Women are also 17% more likely than men to struggle balancing business demands with family life. The latter may be connected to the lack of shared parental leave. Having the woman as the primary carer from the child’s birth may set a tone that makes the family more of her responsibility.
New global data from UN Women suggests that the pandemic could erase 25 years of increasing gender equality. This is because school closures have led to a significant increase in the burden of domestic and home-schooling activities which fall mainly on women rather than men. Before the pandemic, women would do three hours of unpaid care compared to a man’s one hour, but this figure has at least doubled over the last year.
With women often working as much as men, or sometimes being the primary breadwinner, why should they be doing more in the home?
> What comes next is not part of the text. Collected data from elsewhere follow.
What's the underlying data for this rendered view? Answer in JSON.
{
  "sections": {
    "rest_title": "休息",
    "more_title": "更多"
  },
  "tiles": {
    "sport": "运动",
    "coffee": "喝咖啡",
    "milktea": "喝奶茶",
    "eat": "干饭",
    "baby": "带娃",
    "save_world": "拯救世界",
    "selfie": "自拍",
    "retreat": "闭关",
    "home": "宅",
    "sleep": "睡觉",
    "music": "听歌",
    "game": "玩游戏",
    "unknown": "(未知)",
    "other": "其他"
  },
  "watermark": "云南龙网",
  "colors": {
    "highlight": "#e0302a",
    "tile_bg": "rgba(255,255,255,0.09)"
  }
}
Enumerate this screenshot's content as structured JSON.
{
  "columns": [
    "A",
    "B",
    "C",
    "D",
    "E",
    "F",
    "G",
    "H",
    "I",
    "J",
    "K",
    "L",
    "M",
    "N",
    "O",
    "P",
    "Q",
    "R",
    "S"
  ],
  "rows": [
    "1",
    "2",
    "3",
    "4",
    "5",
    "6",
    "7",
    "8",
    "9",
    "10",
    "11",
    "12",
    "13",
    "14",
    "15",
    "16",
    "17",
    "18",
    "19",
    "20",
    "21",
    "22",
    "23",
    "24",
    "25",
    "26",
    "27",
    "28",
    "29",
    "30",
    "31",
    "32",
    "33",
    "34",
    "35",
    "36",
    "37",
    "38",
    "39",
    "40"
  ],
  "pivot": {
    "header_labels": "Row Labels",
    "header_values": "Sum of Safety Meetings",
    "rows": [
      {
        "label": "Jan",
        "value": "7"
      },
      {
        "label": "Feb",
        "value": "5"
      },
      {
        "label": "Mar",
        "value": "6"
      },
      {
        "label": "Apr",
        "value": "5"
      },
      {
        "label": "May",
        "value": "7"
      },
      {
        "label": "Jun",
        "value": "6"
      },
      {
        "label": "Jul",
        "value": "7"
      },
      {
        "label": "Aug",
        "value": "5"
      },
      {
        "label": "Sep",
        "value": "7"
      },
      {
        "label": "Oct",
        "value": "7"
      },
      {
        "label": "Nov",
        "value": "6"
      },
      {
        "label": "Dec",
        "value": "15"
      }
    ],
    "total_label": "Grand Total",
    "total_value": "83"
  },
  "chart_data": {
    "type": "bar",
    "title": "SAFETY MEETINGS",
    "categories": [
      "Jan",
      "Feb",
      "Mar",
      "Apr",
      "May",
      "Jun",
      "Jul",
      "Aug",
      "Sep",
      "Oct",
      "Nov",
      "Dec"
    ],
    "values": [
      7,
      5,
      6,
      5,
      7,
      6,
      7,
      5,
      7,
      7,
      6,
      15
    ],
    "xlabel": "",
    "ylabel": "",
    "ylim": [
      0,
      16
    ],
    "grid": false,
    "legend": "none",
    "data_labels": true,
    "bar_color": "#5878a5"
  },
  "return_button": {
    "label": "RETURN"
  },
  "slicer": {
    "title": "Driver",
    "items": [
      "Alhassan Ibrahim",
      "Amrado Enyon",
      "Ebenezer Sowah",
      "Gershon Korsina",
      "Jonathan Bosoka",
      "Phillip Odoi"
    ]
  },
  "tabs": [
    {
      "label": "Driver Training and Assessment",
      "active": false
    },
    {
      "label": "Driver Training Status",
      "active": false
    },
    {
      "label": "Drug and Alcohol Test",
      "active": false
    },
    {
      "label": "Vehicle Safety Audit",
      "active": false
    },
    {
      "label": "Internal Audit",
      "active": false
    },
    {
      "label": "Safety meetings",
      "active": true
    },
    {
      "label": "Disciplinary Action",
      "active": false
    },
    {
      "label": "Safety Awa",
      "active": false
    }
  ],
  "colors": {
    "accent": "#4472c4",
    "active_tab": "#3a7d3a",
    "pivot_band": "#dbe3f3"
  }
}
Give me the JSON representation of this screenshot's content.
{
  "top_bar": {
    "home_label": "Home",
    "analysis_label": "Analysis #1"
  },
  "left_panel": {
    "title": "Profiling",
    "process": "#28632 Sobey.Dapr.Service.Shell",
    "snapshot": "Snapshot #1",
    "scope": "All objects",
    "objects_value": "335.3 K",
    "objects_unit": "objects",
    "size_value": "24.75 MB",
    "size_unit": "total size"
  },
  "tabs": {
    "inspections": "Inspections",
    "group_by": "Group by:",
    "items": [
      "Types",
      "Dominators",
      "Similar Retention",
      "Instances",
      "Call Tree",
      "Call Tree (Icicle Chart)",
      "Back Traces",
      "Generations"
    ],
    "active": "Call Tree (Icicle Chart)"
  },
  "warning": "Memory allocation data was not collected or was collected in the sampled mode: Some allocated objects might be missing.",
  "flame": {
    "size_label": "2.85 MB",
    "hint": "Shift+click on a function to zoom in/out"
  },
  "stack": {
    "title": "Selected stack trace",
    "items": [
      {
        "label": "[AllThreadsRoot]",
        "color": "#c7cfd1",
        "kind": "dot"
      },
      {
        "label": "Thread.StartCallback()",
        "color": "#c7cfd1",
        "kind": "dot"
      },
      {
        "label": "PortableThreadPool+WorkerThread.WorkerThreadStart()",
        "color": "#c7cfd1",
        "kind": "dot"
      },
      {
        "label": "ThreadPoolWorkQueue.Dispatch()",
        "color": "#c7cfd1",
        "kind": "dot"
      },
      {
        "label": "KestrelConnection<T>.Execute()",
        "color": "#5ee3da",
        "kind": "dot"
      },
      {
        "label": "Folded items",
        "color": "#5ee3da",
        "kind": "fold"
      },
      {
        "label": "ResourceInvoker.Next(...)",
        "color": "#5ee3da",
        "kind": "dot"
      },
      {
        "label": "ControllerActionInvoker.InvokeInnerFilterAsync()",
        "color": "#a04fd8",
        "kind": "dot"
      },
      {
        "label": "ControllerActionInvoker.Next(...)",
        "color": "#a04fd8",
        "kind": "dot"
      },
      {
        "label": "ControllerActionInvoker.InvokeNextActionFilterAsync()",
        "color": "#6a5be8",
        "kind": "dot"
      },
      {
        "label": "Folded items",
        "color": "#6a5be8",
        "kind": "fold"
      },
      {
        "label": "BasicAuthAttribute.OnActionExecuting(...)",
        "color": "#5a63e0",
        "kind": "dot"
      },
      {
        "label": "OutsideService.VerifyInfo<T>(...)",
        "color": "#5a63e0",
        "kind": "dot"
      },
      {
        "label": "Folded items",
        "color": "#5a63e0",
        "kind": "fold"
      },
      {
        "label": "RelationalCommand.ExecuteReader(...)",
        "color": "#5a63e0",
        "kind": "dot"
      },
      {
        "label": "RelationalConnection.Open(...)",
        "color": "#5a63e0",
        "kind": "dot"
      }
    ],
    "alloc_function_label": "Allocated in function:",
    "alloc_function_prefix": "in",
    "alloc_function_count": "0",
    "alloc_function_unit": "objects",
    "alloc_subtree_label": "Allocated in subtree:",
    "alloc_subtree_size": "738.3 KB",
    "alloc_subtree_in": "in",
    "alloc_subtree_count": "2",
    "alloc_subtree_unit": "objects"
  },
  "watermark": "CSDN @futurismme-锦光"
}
When it comes to securing funding, Extend VC has conducted research into finance in the UK, over a ten year period. Their report found that 68.3% of funding across the funding stages went to all male teams, 28.8% to mixed teams and only 2.9% to all female teams.
The situation looks similar in the US. Harvard Business Review calls it an ‘enormous gender gap in venture capital funding’ with female entrepreneurs receiving only 2% of all VC funding despite running 38% of all businesses in the US.
Research carried out by Harvard Business School found that investors tend to ask ‘prevention questions’ to female entrepreneurs, whilst male entrepreneurs are granted ‘promotion’ questions. In the analysis, the research team observed Q&A interactions between 140 venture capitalists (40% female) and 189 entrepreneurs (12% female), during a TechCrunch event in New York. The startups were judged to be similar in terms of quality and capital needs. However male-led startups raised five times as much as their female-led counterparts.
Interestingly, even female investors followed the trend of asking prevention questions to the women. So to achieve change it is not enough to just have more female investors. Attitudes towards the entrepreneurs must also change.
According to the Rose Review, our economic recovery desperately needs to access the untapped potential that women-led businesses represent. This is estimated to be equivalent to more than 1million missing SME businesses and £250bn of additional value for the UK economy.
These figures speak for themselves. We need to promote a more inclusive and equitable work culture for both men and women if our economy – and our society – is going to thrive. And greater work-life balance may attract both men and women to become entrepreneurs, many of whom may not otherwise have chosen that route.
I hope one day we will have stopped talking about ‘female entrepreneurs.’ No one talks about ‘male entrepreneurs’… it’s just taken for granted. Roll on the day when we are all just people in business, no longer defined by our gender, our age or our ethnicity.